ConvertIllegalShapeCastOpsToTransposes shows limitations of shapeCasts in scalable vectors. Do you see illegality in doing such a transform for transpose too ?
%lhsT = vector.transpose %lhsBcast, [1, 0, 2] : vector<[4]x[4]x1xf32> to vector<[4]x[4]x1xf32>
%rhs = vector.transpose %rhsBcast, [0, 2, 1] : vector<[4]x1x[4]xf32> to vector<[4]x[4]x1xf32>
//////// Equivalent to
%lhssc = vector.shape_cast %lhsBcast : vector<[4]x[4]x1xf32> to vector<[4]x[4]xf32>
%lhsT = vector.transpose %lhssc, [1, 0] : vector<[4]x[4]xf32> to vector<[4]x[4]xf32>
%lhsOut = vector.shape_cast %lhsT : vector<[4]x[4]xf32> to vector<[4]x[4]x1f32>
%rhssc = vector.shape_cast %rhsBcast : vector<[4]x1x[4]xf32> to vector<[4]x[4]xf32>
// transpose has no effect and can be folded away.

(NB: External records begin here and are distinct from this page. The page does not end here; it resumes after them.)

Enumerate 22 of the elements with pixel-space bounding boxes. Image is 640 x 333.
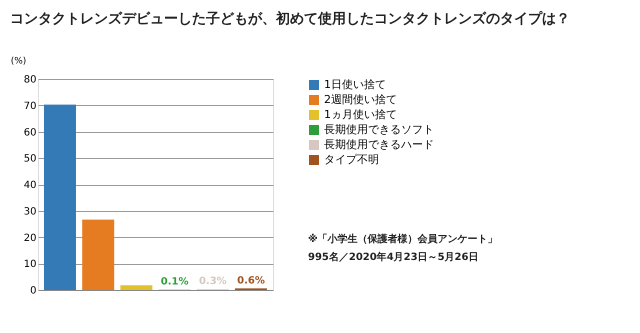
y-tick-label: 10 — [24, 259, 36, 270]
y-tick-label: 40 — [24, 180, 36, 191]
legend-label: タイプ不明 — [324, 153, 379, 166]
legend-label: 長期使用できるハード — [324, 138, 434, 151]
y-tick-label: 60 — [24, 127, 36, 138]
y-tick-label: 80 — [24, 74, 36, 86]
y-axis-title: (%) — [10, 56, 26, 66]
y-tick-label: 70 — [24, 100, 36, 112]
legend-label: 2週間使い捨て — [324, 93, 397, 106]
y-tick-label: 0 — [30, 286, 36, 296]
y-tick-label: 30 — [24, 206, 36, 218]
legend-label: 1ヵ月使い捨て — [324, 108, 397, 121]
legend-label: 長期使用できるソフト — [324, 123, 434, 136]
y-tick-label: 50 — [24, 154, 36, 165]
data-label: 0.3% — [198, 276, 227, 288]
chart-title: コンタクトレンズデビューした子どもが、初めて使用したコンタクトレンズのタイプは？ — [10, 10, 570, 27]
text: ※「小学生（保護者様）会員アンケート」 — [308, 233, 498, 245]
y-tick-label: 20 — [24, 232, 36, 244]
legend-label: 1日使い捨て — [324, 78, 386, 91]
data-label: 0.1% — [160, 276, 188, 288]
data-label: 0.6% — [237, 275, 265, 286]
text: 995名／2020年4月23日～5月26日 — [308, 251, 478, 263]
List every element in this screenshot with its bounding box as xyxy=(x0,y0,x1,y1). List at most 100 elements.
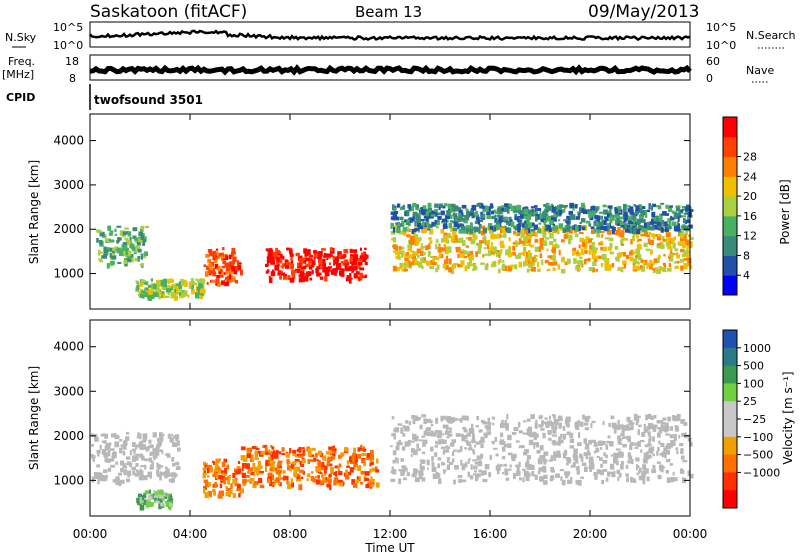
scatter-cell-0 xyxy=(173,478,176,483)
scatter-cell-4 xyxy=(489,454,492,460)
scatter-cell-4 xyxy=(604,268,608,271)
scatter-cell-4 xyxy=(657,257,660,263)
scatter-cell-5 xyxy=(532,222,535,227)
scatter-cell-0 xyxy=(122,235,126,238)
scatter-cell-5 xyxy=(623,203,627,210)
colorbar-tick-label: 100 xyxy=(743,377,764,390)
scatter-cell-3 xyxy=(340,261,344,264)
scatter-cell-0 xyxy=(108,232,113,236)
scatter-cell-4 xyxy=(435,243,438,250)
scatter-cell-4 xyxy=(509,247,512,254)
scatter-cell-4 xyxy=(618,232,622,237)
scatter-cell-5 xyxy=(635,205,640,212)
scatter-cell-3 xyxy=(327,478,332,484)
scatter-cell-5 xyxy=(566,215,572,221)
scatter-cell-4 xyxy=(620,268,624,273)
scatter-cell-3 xyxy=(318,272,322,276)
scatter-cell-3 xyxy=(350,256,353,262)
scatter-cell-5 xyxy=(448,210,451,216)
scatter-cell-4 xyxy=(441,439,447,444)
scatter-cell-4 xyxy=(449,417,455,423)
scatter-cell-4 xyxy=(560,418,563,421)
scatter-cell-3 xyxy=(249,454,254,461)
scatter-cell-4 xyxy=(600,463,604,468)
scatter-cell-3 xyxy=(343,260,346,264)
scatter-cell-4 xyxy=(622,260,627,265)
scatter-cell-3 xyxy=(264,444,268,449)
colorbar-swatch xyxy=(723,255,737,276)
scatter-cell-0 xyxy=(91,443,94,447)
scatter-cell-0 xyxy=(103,234,107,237)
scatter-cell-5 xyxy=(640,212,644,218)
scatter-cell-4 xyxy=(401,250,405,255)
scatter-cell-2 xyxy=(215,248,219,251)
scatter-cell-4 xyxy=(458,418,462,421)
scatter-cell-4 xyxy=(484,240,490,245)
scatter-cell-0 xyxy=(97,452,100,457)
scatter-cell-5 xyxy=(471,215,475,219)
scatter-cell-5 xyxy=(597,225,600,229)
freq-frame xyxy=(89,54,691,81)
scatter-cell-4 xyxy=(659,453,664,456)
scatter-cell-0 xyxy=(176,466,181,469)
scatter-cell-5 xyxy=(629,216,633,221)
scatter-cell-3 xyxy=(249,481,252,484)
scatter-cell-4 xyxy=(500,432,504,438)
scatter-cell-4 xyxy=(498,268,501,274)
scatter-cell-4 xyxy=(464,439,469,443)
scatter-cell-0 xyxy=(137,256,140,262)
scatter-cell-4 xyxy=(546,268,551,271)
scatter-cell-5 xyxy=(429,224,433,229)
scatter-cell-5 xyxy=(562,227,566,234)
scatter-cell-3 xyxy=(354,254,359,261)
scatter-cell-5 xyxy=(508,216,512,222)
scatter-cell-4 xyxy=(408,263,412,267)
scatter-cell-5 xyxy=(682,208,685,211)
scatter-cell-4 xyxy=(601,234,604,238)
scatter-cell-2 xyxy=(205,253,210,258)
scatter-cell-4 xyxy=(657,234,662,237)
scatter-cell-4 xyxy=(394,250,400,256)
scatter-cell-4 xyxy=(422,251,426,256)
xtick-label: 12:00 xyxy=(373,527,408,541)
scatter-cell-2 xyxy=(226,264,230,267)
scatter-cell-3 xyxy=(358,264,361,269)
scatter-cell-5 xyxy=(668,206,673,213)
scatter-cell-4 xyxy=(435,472,439,477)
scatter-cell-1 xyxy=(143,280,148,283)
scatter-cell-5 xyxy=(684,206,690,212)
scatter-cell-4 xyxy=(433,432,437,437)
scatter-cell-0 xyxy=(92,458,95,462)
scatter-cell-1 xyxy=(197,279,202,283)
scatter-cell-5 xyxy=(422,222,425,227)
scatter-cell-4 xyxy=(652,268,656,274)
scatter-cell-4 xyxy=(591,420,596,424)
scatter-cell-4 xyxy=(473,470,477,473)
scatter-cell-4 xyxy=(533,254,539,257)
scatter-cell-4 xyxy=(605,444,609,450)
scatter-cell-4 xyxy=(593,257,598,262)
scatter-cell-4 xyxy=(490,233,495,240)
scatter-cell-3 xyxy=(370,479,375,482)
colorbar-swatch xyxy=(723,490,737,509)
scatter-cell-2 xyxy=(240,269,243,276)
scatter-cell-4 xyxy=(486,431,492,435)
scatter-cell-4 xyxy=(439,439,442,443)
scatter-cell-4 xyxy=(411,241,415,245)
scatter-cell-4 xyxy=(637,254,642,261)
scatter-cell-3 xyxy=(325,253,330,258)
scatter-cell-5 xyxy=(667,224,672,229)
scatter-cell-0 xyxy=(140,235,144,240)
scatter-cell-2 xyxy=(207,249,213,252)
scatter-cell-4 xyxy=(628,455,633,461)
scatter-cell-3 xyxy=(338,454,342,459)
scatter-cell-0 xyxy=(101,255,105,259)
scatter-cell-1 xyxy=(164,496,168,499)
scatter-cell-4 xyxy=(594,249,597,253)
scatter-cell-0 xyxy=(107,467,112,472)
scatter-cell-1 xyxy=(148,489,151,494)
scatter-cell-4 xyxy=(405,252,409,256)
scatter-cell-4 xyxy=(574,233,579,237)
scatter-cell-5 xyxy=(591,205,596,211)
scatter-cell-2 xyxy=(221,271,225,275)
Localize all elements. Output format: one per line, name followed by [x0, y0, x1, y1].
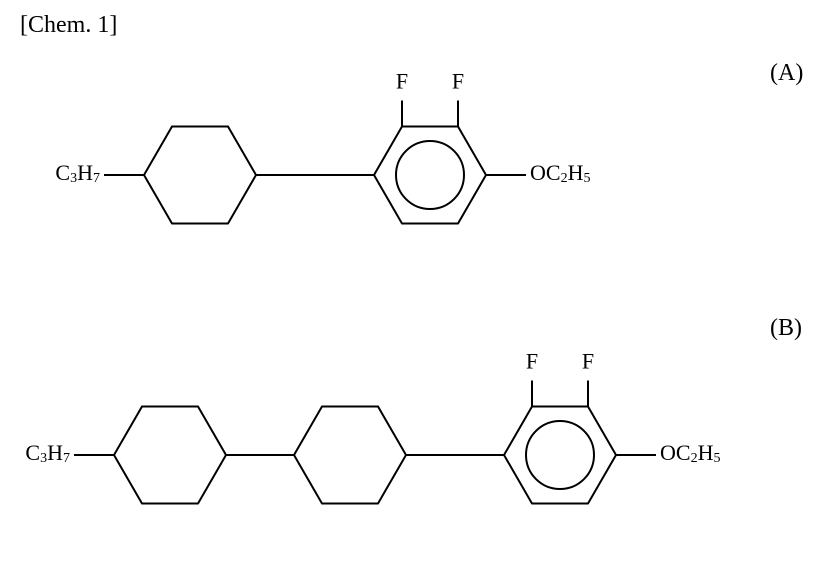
svg-text:F: F: [396, 69, 408, 94]
svg-text:F: F: [452, 69, 464, 94]
svg-text:F: F: [526, 349, 538, 374]
svg-text:C3H7: C3H7: [55, 160, 100, 186]
svg-text:OC2H5: OC2H5: [660, 440, 720, 466]
svg-text:OC2H5: OC2H5: [530, 160, 590, 186]
molecule-canvas: C3H7 OC2H5 F F C3H7 OC2H5 F F: [0, 0, 825, 563]
svg-text:F: F: [582, 349, 594, 374]
svg-text:C3H7: C3H7: [25, 440, 70, 466]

%rhs = vector.transpose %rhssc, [0, 1] : vector<[4]x[4]xf32> to vector<[4]x[4]x1xf32>
%rhssc = vector.shape_cast %rhs : vector<[4]x[4]xf32> to vector<[4]x1x[4]xf32>
Solution proposal :
If you don’t see any legality issue, I’d like to propose
- For standard ops, have a templated Pattern
template <typename ConcreteOp> struct DropUnitDimFromOp : public OpRewritePattern<ConcreteOp>quite similarly toDropUnitDimFromElementwiseOpswill drop trailing / leading (or all?) unit dims on all operands and result and generate ShapeCasts accordingly. - For transpose ops, add a
DropUnitDimFromTransposeOprewritePattern which will additionally take care of dropping the dimension in the transposition map. - Add those
DropUnitDimFromOp <BroadcastOp>andDropUnitDimFromTransposeOptopopulateDropUnitDimWithShapeCastPatterns
All these shape casts would be ‘illegal’ if they still existed in the final IR, but the goal should be to get them to cancel out (same with the extra transpose). The only operations remaining should be those that can be converted to a vector or ArmSME outer product operation. I think that could work with your proposed solution (another similar idea would be to bubble up the shape_casts until they cancel out, which I think would happen if you started at the shape_cast before the arith.addf).
Possibly just nobody needed it before? Your example with the RHS seems correct to me.
Note: I think you should try to rewrite this to a vector.outerproduct (which can then be lowered via the ArmSME pipeline, rather than going directly to arm_sme.outerproduct, which is more restrictive wrt to vector sizes).
Also, I wonder if would be simpler to update ElideUnitDimsInMultiDimReduction (which is what results in this lowering) to simply emit a vector.outerproduct in this case (rather than lowering it to arith), which would seem more canonical to me
Edit: Ah the multi_reduction is just:
vector.mask %16 { vector.multi_reduction <add>, %15, %14 [2] : vector<[4]x[4]x1xf32> to vector<[4]x[4]xf32> } : vector<[4]x[4]x1xi1> -> vector<[4]x[4]xf32>
The broadcasts/transposes are done via the transfer_reads (from transfer_permutation_patterns).